Linux inherits its philosophy from Unix, and understanding it lets you use the command line effectively instead of memorizing commands by rote:

  • Each tool does one thing well. grep only searches, sort only sorts, wc only counts. There's no "does everything" tool.
  • Combine small tools to solve big problems. You feed one command's output into another's input (a pipe, Article 5) to build complex operations from simple pieces.
  • Everything is a file. Text, devices, even process and hardware information are represented as files that you read/write with ordinary commands (Article 2).

So learning Linux isn't about memorizing a few hundred commands — it's about grasping a small set of core tools and how to combine them.

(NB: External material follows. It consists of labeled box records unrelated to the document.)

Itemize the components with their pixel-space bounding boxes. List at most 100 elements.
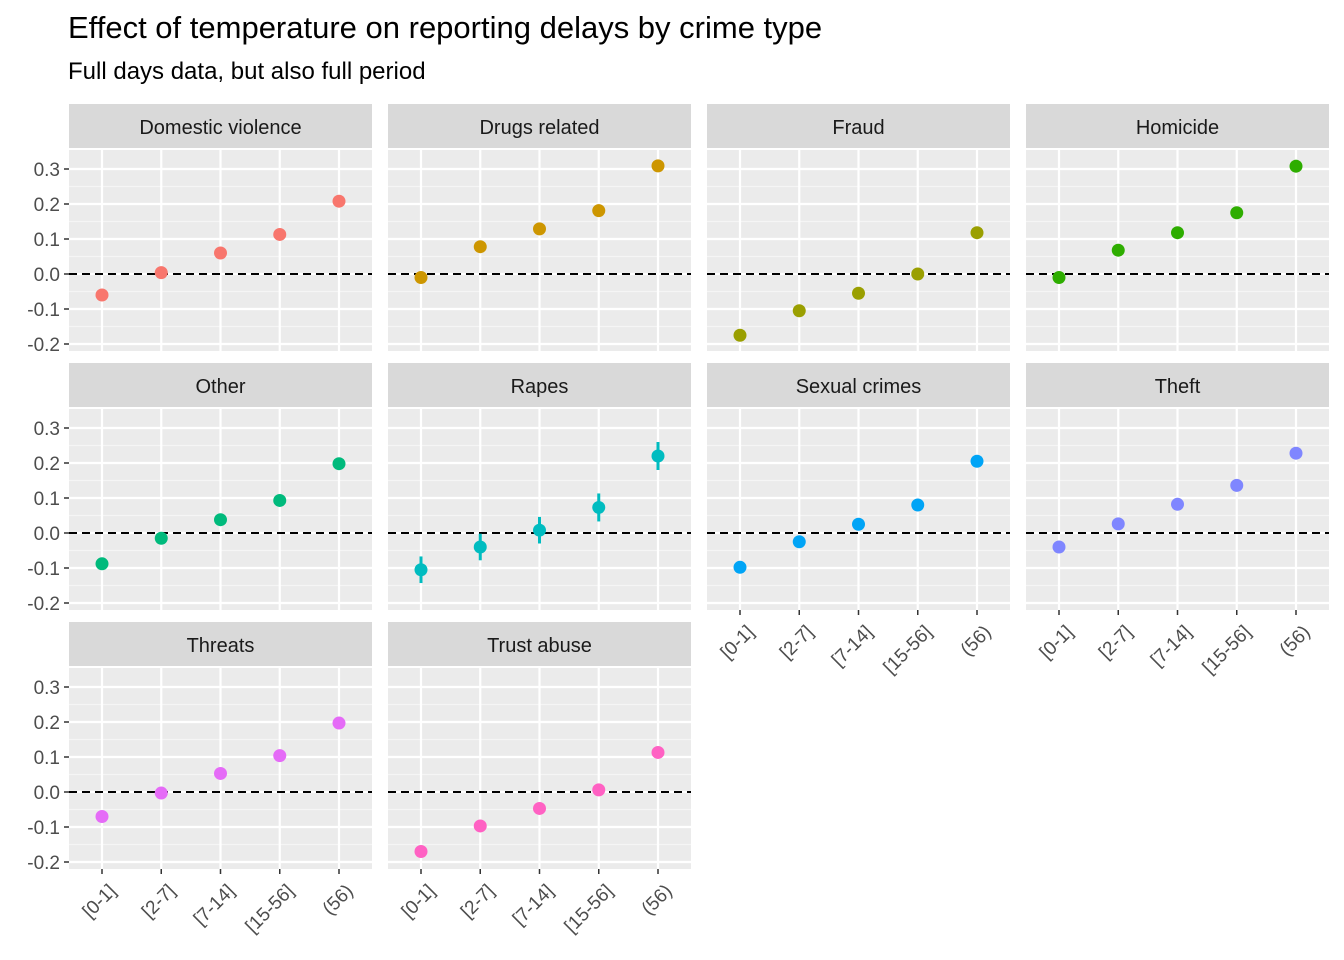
facet-strip [388,622,691,666]
x-tick-label: [15-56] [1199,622,1256,679]
x-tick-label: [2-7] [776,622,818,664]
data-point [332,457,346,471]
data-point [733,328,747,342]
facet-strip-label: Theft [1155,376,1201,398]
facet-strip-label: Drugs related [479,117,599,139]
facet-strip [388,363,691,407]
data-point [1052,540,1066,554]
facet-strip-label: Domestic violence [139,117,301,139]
facet-strip-label: Other [195,376,245,398]
facet-strip-label: Trust abuse [487,635,592,657]
data-point [970,454,984,468]
x-tick-label: [2-7] [1095,622,1137,664]
facet-strip-label: Threats [187,635,255,657]
data-point [214,246,227,260]
y-tick-label: 0.2 [34,713,60,734]
y-tick-label: 0.3 [34,160,60,181]
facet-theft: Theft [0-1] [2-7] [7-14] [15-56] (56) [1026,363,1329,678]
x-tick-label: [0-1] [717,622,759,664]
data-point [911,498,925,512]
facet-rapes: Rapes [388,363,691,610]
x-tick-label: [7-14] [828,622,877,671]
facet-strip [69,363,372,407]
facet-domestic-violence: Domestic violence 0.3 0.2 0.1 0.0 -0.1 -0.2 [27,104,372,356]
data-point [154,531,168,545]
data-point [533,801,546,815]
data-point [852,517,865,531]
data-point [95,810,109,823]
data-point [1171,226,1184,240]
data-point [651,449,665,463]
data-point [154,266,168,280]
data-point [95,288,109,302]
data-point [473,540,487,554]
x-tick-label: [2-7] [457,881,499,923]
data-point [332,716,346,730]
data-point [792,304,806,318]
data-point [533,523,546,537]
facet-strip [1026,104,1329,148]
data-point [792,535,806,549]
data-point [1111,243,1125,257]
data-point [1052,271,1066,284]
facet-drugs-related: Drugs related [388,104,691,351]
facet-strip [1026,363,1329,407]
x-tick-label: [15-56] [561,881,618,938]
data-point [154,786,168,800]
y-tick-label: 0.2 [34,195,60,216]
facet-strip [69,622,372,666]
y-tick-label: -0.2 [27,335,60,356]
data-point [1289,159,1303,173]
data-point [592,500,606,514]
data-point [332,194,346,208]
y-tick-label: 0.3 [34,419,60,440]
data-point [970,226,984,240]
facet-strip-label: Homicide [1136,117,1219,139]
data-point [1171,497,1184,511]
data-point [414,563,428,577]
x-tick-label: [2-7] [138,881,180,923]
facet-strip [707,363,1010,407]
x-tick-label: [7-14] [190,881,239,930]
data-point [273,493,287,507]
x-tick-label: [0-1] [1036,622,1078,664]
data-point [592,204,606,218]
facet-homicide: Homicide [1026,104,1329,351]
data-point [1111,517,1125,531]
y-tick-label: 0.1 [34,230,60,251]
y-tick-label: 0.0 [34,524,60,545]
data-point [473,240,487,254]
x-tick-label: (56) [1276,622,1315,661]
data-point [1230,206,1244,220]
y-tick-label: 0.0 [34,265,60,286]
x-tick-label: (56) [957,622,996,661]
y-tick-label: 0.1 [34,748,60,769]
y-tick-label: 0.1 [34,489,60,510]
x-tick-label: [7-14] [1147,622,1196,671]
x-tick-label: [7-14] [509,881,558,930]
chart-title: Effect of temperature on reporting delay… [68,10,823,45]
y-tick-label: 0.2 [34,454,60,475]
facet-strip-label: Sexual crimes [796,376,922,398]
data-point [95,557,109,571]
data-point [1289,446,1303,460]
data-point [733,560,747,574]
y-tick-label: -0.1 [27,559,60,580]
x-tick-label: (56) [638,881,677,920]
x-tick-label: [15-56] [242,881,299,938]
x-tick-label: (56) [319,881,358,920]
x-tick-label: [0-1] [398,881,440,923]
data-point [214,766,227,780]
data-point [214,513,227,527]
data-point [592,783,606,797]
y-tick-label: 0.0 [34,783,60,804]
facet-strip-label: Rapes [511,376,569,398]
data-point [414,271,428,284]
data-point [1230,478,1244,492]
facet-strip-label: Fraud [832,117,884,139]
chart-subtitle: Full days data, but also full period [68,58,426,85]
y-tick-label: -0.2 [27,853,60,874]
data-point [473,819,487,833]
facet-threats: Threats 0.3 0.2 0.1 0.0 -0.1 -0.2 [0-1] [2-7] [7-… [27,622,372,937]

The series follows that approach.

Where to practice: a Linux container

On a Mac or Windows? No problem. The simplest way to get a real Linux to play with is to run it in a Docker container — the very tool we already learned. A container gives you a full Ubuntu in seconds; mess around freely, and if you break it, delete and recreate, touching nothing on your real machine.

If you don't have Docker yet, revisit Article 3 of the Docker series to install it. Once you have it, open an Ubuntu to try right away:

docker run -it --name linuxlab ubuntu:24.04 bash

You've just entered a Linux shell. Try:

cat /etc/os-release | grep PRETTY_NAME
uname -sr
PRETTY_NAME="Ubuntu 24.04 LTS"
Linux 6.12... 

Type exit to leave. Article 1 sets up this lab more properly (keeping data, installing tools) and gets you comfortable with the shell.

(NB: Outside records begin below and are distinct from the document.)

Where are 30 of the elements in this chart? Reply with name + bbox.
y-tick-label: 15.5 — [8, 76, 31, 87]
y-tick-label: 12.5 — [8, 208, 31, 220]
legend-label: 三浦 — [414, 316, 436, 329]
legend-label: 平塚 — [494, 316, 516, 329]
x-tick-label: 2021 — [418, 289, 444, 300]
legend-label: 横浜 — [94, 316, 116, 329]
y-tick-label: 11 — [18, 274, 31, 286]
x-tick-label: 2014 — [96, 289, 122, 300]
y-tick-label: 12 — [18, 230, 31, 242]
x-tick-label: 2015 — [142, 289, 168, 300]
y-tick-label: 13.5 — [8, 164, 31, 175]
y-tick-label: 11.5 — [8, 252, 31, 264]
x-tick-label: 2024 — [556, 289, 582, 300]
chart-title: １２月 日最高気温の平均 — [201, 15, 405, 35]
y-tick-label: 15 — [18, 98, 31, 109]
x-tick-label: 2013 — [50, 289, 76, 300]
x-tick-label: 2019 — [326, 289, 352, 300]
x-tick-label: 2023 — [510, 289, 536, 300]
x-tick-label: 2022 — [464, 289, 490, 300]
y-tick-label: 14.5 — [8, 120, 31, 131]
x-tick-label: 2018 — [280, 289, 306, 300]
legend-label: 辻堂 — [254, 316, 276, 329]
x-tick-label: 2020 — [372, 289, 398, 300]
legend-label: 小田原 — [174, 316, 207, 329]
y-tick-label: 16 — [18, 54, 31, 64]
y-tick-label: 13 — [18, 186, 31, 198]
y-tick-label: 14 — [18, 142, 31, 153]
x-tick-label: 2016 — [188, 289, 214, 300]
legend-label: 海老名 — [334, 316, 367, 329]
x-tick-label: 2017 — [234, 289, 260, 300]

A few topics near the end of the series — like systemd (Article 15) and cron (Article 17) — are background services that don't run by default in an ordinary container. When we get there I'll show how to enable them inside a container, or suggest using a Linux VM if you want a full environment. Most of the series runs fine in a container.

Series roadmap

  1. Set up a Linux environment and get comfortable with the shell — the practice container, the prompt, your first commands.
  2. The filesystem and FHS — the Linux directory tree, "everything is a file," moving around.
  3. File and directory operations — create, copy, move, delete, find files.
  4. Editors: nano and vim — edit files right in the terminal.
  5. Reading and processing text — cat, less, grep, sed, awk, sort...
  6. Pipes, redirection, and data streams — chaining commands, stdin/stdout/stderr.
  7. Permissions — user/group, chmod, chown, and the rwx mechanism.
  8. Processes and signals — ps, top, kill, signals, background jobs.
  9. Compression and decompression — tar, gzip, zip; backups and packing files.
  10. Disks and capacity — df, du, lsblk, mount.
  11. Package management — apt, dnf, apk; installing and removing software.
  12. Users, groups, and sudo — managing users and admin privileges.
  13. Basic networking on Linux — ip, ss, ports, DNS, checking connectivity.
  14. SSH and file transfer — connecting to remote servers, keys, scp, rsync.
  15. systemd and services — managing services, logs with journalctl.
  16. Shell scripting — writing bash scripts: variables, conditionals, loops, functions.
  17. Cron and scheduled tasks — running commands on a schedule, plus a wrap-up.

What you need

  • Docker installed (as your Linux environment). Or, if you already have a Linux machine/VPS, use that directly.
  • Comfortable opening a terminal and typing commands at a basic level.
  • No prior Linux knowledge required.

Nothing to do after this article. In Article 1 we set up the practice environment and get comfortable with the shell — where everything else in the series happens.